Les collectivités territoriales et la santé.

Les mois qui viennent vont voir se succéder les élections pour le renouvellement de différentes collectivités territoriales. Les campagnes électorales vont donc être l’occasion de parler de santé ! Enfin, on l’espère car bon nombre d’élus et de candidats vous répondront que la santé n’est pas une compétence des collectivités territoriales (ou de manière très limitée…). Le spécialiste de santé publique s’étonne, s’interroge voir s’agace un peu.  Certains élus ou candidats ajouteront que le contexte économique et/ou sociale n’est pas favorable et que, par conséquent, la santé n’est pas une priorité. Vision à court terme. Tristesse et désarroi.

Il est vrai que la Loi HPST ne nous a pas aidé rappelant le rôle central de l’État dans la politique de santé. Certes notre système de santé a été construit sur un modèle centralisé qui a du mal à faire sa révolution. Pourtant les collectivités territoriales (communes ou regroupements de communes, départements, régions), sont des lieux de proximité avec les populations. Or cette proximité permet d’inscrire les actions de santé publique dans cette proximité et de déterminer ainsi leur efficacité. Outre le contact direct avec des acteurs de proximités, les actions visant à améliorer la santé peuvent ainsi être adaptées à la culture locale, identifier la diversité des groupes, et prendre en compte l’environnement immédiat et certains déterminants de la santé.

Les collectivités territoriales sont donc, du point de vue de la santé publique, un échelon particulièrement efficient pour agir. « Pensez globalement, agir localement », en somme. La santé ne doit pas être ici appréhender comme une politique sectorielle supplémentaire mais comme une politique transversale. La santé doit être ici appréhendée au travers d’une définition globale et non pas uniquement comme l’accès aux soins ou comme quelques actions de prévention ou de sensibilisation, instrumentalisées le plus souvent, uniquement comme de simples actions de communication.

La santé est un état de complet bien-être physique, mental et social, et ne consiste pas seulement en une absence de maladie ou d’infirmité.
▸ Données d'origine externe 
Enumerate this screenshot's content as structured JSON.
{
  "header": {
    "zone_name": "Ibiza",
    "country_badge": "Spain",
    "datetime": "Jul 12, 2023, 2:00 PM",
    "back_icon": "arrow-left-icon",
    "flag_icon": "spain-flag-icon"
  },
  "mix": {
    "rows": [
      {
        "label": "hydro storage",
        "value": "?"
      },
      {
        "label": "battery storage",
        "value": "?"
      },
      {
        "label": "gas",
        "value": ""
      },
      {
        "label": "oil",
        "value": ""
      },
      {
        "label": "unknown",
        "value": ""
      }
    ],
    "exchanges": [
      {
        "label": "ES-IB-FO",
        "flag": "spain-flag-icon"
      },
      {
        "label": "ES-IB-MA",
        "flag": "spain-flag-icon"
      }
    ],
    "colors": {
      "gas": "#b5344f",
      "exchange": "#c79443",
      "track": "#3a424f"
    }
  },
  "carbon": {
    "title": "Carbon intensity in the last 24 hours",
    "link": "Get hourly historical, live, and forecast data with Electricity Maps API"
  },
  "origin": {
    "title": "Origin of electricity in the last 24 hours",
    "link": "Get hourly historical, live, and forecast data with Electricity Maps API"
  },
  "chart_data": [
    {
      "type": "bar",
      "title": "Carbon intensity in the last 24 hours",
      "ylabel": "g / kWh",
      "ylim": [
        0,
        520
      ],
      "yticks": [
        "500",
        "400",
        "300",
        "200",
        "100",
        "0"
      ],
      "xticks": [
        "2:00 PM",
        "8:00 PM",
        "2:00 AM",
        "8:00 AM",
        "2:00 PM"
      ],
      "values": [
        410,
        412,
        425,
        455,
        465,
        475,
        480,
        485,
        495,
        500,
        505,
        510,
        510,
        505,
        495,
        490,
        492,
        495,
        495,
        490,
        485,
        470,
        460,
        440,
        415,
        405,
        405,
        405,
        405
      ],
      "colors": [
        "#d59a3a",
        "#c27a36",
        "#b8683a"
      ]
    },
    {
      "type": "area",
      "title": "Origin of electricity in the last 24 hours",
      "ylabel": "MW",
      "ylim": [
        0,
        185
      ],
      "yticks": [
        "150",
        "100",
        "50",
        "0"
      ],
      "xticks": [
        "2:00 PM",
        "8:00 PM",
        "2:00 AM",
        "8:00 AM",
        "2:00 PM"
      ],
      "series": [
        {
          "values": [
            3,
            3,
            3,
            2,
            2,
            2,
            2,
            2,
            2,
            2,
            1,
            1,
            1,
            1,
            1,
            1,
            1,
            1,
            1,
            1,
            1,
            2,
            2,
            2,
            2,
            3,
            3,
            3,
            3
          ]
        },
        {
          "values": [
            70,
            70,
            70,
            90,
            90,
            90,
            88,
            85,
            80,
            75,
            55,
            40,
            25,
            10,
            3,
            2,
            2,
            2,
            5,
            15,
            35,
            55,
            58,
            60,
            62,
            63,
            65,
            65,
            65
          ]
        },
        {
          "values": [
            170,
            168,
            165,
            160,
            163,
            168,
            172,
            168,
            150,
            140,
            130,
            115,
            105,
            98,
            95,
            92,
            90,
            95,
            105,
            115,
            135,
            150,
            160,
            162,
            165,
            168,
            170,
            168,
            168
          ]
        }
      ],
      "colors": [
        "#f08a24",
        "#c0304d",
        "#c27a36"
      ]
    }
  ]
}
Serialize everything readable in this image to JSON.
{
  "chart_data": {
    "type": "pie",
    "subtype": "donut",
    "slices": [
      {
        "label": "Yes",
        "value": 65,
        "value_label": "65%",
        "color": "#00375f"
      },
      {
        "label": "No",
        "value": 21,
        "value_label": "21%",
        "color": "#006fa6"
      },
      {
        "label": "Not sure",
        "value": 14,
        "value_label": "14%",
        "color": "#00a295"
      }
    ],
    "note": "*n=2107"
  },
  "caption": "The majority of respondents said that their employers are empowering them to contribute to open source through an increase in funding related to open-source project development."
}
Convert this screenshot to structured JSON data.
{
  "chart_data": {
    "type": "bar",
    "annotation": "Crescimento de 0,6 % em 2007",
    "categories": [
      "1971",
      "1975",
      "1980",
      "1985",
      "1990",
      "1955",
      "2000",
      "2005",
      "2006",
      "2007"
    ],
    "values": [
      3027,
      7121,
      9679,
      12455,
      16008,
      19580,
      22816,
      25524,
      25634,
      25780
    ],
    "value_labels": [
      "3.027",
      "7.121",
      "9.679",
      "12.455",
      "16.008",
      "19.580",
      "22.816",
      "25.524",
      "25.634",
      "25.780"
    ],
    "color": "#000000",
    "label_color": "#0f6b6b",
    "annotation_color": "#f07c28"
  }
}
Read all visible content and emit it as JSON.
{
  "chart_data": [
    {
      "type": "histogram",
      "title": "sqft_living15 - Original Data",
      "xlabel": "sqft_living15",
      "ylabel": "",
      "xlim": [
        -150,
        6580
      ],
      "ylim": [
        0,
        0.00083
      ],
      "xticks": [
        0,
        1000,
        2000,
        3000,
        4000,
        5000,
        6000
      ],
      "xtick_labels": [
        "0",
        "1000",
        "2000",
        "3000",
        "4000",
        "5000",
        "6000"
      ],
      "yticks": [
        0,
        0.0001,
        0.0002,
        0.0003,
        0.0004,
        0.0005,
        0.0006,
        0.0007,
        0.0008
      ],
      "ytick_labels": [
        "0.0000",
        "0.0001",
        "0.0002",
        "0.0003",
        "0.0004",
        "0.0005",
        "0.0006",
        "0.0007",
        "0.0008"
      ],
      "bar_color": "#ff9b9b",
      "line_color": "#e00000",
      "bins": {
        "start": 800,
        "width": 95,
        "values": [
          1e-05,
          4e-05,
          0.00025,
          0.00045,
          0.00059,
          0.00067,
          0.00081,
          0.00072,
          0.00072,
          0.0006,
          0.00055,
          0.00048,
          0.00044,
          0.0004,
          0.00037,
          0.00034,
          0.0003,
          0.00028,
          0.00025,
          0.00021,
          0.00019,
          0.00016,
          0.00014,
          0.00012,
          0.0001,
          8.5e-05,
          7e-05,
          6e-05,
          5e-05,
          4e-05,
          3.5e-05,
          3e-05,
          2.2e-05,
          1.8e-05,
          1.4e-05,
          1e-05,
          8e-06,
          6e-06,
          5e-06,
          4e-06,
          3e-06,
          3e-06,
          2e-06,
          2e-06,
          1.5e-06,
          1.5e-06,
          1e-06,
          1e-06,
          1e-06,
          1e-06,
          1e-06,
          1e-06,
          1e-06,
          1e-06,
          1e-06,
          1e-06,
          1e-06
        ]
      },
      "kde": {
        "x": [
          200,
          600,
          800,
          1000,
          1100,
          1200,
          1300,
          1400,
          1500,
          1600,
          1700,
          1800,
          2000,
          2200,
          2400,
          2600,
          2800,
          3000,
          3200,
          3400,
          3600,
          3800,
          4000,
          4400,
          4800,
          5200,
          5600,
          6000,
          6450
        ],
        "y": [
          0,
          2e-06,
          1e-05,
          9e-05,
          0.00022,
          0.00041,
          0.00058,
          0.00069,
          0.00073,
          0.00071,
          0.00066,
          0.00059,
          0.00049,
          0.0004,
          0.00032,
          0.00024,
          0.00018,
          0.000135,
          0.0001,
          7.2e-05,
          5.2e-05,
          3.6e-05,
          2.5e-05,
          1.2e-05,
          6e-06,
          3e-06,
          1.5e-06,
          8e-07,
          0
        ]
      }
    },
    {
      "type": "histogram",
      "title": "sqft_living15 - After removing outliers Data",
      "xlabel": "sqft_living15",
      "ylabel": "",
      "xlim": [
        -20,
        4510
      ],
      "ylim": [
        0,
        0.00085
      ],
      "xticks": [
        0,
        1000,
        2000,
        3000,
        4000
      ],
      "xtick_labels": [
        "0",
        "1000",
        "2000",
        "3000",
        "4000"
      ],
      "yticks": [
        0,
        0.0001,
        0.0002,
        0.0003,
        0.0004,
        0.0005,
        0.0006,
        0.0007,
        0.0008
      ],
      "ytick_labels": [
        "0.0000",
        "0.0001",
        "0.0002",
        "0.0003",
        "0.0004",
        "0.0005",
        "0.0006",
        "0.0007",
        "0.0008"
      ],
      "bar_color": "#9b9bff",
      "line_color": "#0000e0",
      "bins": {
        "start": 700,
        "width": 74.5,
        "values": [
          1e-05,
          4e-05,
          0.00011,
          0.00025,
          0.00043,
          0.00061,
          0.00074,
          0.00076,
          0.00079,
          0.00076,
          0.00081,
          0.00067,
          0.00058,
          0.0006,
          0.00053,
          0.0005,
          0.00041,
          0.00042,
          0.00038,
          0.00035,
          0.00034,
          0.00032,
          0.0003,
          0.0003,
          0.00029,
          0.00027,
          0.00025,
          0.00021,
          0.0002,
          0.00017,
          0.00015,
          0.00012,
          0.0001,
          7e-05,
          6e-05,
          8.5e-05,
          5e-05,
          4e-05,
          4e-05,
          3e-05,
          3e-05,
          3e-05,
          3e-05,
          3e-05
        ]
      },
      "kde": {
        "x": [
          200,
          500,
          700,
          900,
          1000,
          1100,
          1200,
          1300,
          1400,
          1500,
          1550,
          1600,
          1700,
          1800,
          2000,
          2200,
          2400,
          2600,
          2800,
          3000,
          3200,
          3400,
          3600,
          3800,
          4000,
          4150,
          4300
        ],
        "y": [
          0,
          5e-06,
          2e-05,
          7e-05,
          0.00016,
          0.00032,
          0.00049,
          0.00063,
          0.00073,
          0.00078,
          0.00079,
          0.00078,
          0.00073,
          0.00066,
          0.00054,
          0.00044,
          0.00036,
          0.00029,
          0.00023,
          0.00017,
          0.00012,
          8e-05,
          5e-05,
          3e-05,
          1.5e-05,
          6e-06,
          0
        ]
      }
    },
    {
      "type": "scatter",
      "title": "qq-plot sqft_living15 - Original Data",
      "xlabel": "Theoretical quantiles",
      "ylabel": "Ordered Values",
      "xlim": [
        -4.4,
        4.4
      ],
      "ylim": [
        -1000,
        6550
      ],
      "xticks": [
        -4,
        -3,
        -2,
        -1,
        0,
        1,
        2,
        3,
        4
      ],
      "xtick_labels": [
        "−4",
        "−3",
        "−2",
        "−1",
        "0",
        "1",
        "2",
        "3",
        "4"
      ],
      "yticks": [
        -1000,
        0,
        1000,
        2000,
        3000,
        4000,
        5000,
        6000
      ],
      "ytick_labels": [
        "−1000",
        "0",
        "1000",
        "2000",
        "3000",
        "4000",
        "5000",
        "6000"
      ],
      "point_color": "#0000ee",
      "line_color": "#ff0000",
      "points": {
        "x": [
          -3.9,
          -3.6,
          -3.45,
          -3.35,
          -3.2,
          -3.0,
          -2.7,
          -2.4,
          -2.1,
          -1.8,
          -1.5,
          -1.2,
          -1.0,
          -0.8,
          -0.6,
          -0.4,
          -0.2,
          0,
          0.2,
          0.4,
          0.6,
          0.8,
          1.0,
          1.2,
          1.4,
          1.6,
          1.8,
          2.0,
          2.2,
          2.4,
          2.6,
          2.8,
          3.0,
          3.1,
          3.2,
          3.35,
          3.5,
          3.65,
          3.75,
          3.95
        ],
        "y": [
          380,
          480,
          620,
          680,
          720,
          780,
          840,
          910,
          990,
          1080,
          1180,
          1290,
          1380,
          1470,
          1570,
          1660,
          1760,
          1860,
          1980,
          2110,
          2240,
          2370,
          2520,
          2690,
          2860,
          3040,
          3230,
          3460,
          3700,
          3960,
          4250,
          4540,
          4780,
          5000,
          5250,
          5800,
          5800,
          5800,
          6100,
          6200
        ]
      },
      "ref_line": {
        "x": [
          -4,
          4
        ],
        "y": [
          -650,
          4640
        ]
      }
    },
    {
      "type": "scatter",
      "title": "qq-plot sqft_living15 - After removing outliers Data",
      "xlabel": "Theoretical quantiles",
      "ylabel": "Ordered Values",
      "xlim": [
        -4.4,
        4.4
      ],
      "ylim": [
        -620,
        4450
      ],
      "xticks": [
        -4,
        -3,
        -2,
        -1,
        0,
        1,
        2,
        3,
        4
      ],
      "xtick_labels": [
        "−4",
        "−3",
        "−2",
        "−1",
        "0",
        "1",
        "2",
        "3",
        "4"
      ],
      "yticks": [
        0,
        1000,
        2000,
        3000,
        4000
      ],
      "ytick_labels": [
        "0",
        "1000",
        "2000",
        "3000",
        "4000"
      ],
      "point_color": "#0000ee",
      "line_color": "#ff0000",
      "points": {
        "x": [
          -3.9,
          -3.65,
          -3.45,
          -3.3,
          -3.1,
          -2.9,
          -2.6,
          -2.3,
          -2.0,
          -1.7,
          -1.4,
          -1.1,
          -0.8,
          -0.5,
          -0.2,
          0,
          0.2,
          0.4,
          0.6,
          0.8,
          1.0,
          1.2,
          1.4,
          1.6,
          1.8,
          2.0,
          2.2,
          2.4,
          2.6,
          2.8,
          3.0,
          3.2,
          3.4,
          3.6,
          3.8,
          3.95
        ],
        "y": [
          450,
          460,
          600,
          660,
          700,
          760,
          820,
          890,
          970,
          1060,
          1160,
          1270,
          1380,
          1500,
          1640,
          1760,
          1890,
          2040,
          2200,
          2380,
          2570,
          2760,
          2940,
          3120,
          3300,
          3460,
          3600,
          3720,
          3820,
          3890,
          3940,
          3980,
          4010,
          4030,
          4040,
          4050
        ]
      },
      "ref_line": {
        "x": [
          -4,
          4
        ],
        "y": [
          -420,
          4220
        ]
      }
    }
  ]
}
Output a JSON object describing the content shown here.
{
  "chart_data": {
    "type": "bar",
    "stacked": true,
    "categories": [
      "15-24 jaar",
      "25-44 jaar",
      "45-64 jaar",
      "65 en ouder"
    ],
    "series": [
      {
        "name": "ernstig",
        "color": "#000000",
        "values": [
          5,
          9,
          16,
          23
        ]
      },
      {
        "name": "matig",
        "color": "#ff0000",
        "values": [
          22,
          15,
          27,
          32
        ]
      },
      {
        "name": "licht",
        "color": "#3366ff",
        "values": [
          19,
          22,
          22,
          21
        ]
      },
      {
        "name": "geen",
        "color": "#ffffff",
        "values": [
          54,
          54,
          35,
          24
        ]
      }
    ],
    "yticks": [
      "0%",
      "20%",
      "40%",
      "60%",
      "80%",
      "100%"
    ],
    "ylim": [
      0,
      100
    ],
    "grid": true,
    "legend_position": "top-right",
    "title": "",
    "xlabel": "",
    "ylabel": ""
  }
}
La santé doit donc s’intégrer dans toutes les politiques menées par les collectivités territoriales en se posant en permanence de la qualité de vie des populations et la protection de la santé des personnes.

La santé ne peut pas être la compétence exclusive de l’État (même si c’est le cas juridiquement). Je ne peux imaginer que chaque responsable politique, élu ou candidat à une fonction dans une collectivité territoriale, n’ai pas l’intention d’agir pour l’intérêt général. Prendre en compte dans chaque décision la dimension santé et bien-être de la population, doit être une préoccupation des collectivités territoriales.

 

Je vous conseille donc vivement la lecture du numéro 82 d’ADSP (Actualité et dossier en santé publique).

Les collectivités territoriales sont au coeur de la question des territoires et de la santé. Les enjeux du partage et de la répartition des rôles, des compétences, de la gouvernance sont majeurs pour une politique de santé que l’on veut basée sur la contractualisation et la coordination. Ce dossier présente l’évolution des cadres juridiques, l’organisation et les nouveaux modes d’intervention des collectivités territoriales dans le champ de la santé publique.